Friday, 19 June 2009
This cherry was sold to me as 'Sunburst'. It is a very weak grower, so in the 10 or so years it's been in, we have had few opportunities to assess it, but I'm now absolutely certain that it is NOT Sunburst. It rarely goes a full red at optimum ripeness, though it is a very nice fruit.
Most of the trees I haven't home grafted came from a well-known nursey on the Isle of Wight. So far, 4 trees have turned out to be not the varieties ordered. This is very annoying, as my plantings are very carefully chosen with pollination and growth habit in mind for a particular site or purpose. If you have any idea which variety this may be, please let me know! (I'm inclined to think Merton Glory, as the colour and season look right).
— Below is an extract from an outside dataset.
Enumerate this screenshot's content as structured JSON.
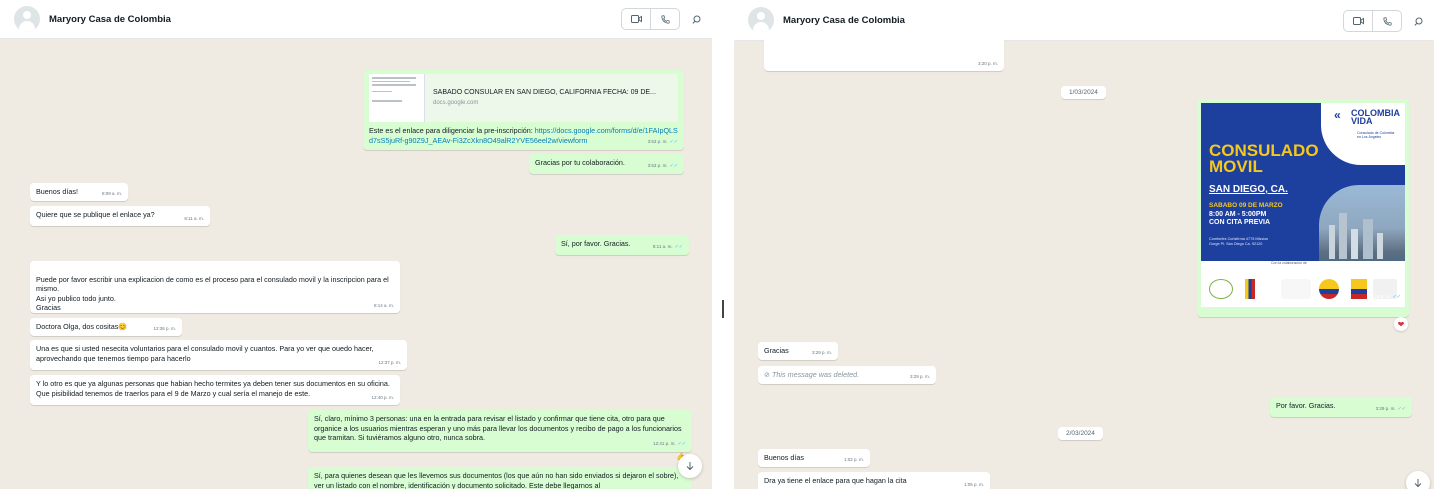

Not really relevant to the technicalities of fruit growing, but I am rather pleased with my potager-style front garden, with red-coloured flowers and foliage mixing with standard and step-over pears. The rose, Scarlet Fire, looks attractive growing into the pear, but I will prune it back hard after flowering to let in some light and air for all the plants around.
One venture that looks like it may not be a success is my planting of a previously vigourous Santa Claus maiden as one half of an arch in the front garden. Unfortunately it really does not like the situation and has been virtually defoliated by scab for the second year running, with die-back of the growing tip and no new growth to tie in to form the shape. The infection is much worse than suffered by it's partner grown as a cordon in the back garden, in a much more sheltered and humid space.
The soil is decidedly less good in this situation, barely better than subsoil, even with extra top soil and compost added. Most of the pears don't seem to mind but variety obviously isn't thriving.
Yet another disease that seems to increase in degree with time. I remove all leaves with orange well before they develop their horny fruiting bodies on the underside of the leaves. According to the RHS it has increased in frequency and severity in recent years, and juniper species also play a part in the disease life-cycle (interesting as the neighbours have a a couple of juniper-like dwarf trees).
It's worth just inspecting fruit to check that they are not too over-shaded by new extension growth, as fruit in full sun will be better coloured, better-ripened and ultimately nicer in flavour. I've removed the extension shoots and the leaves from the fruiting spur too. Hopefully Red Ellison's will live up to it's name and be well-coloured with full exposure to the sun.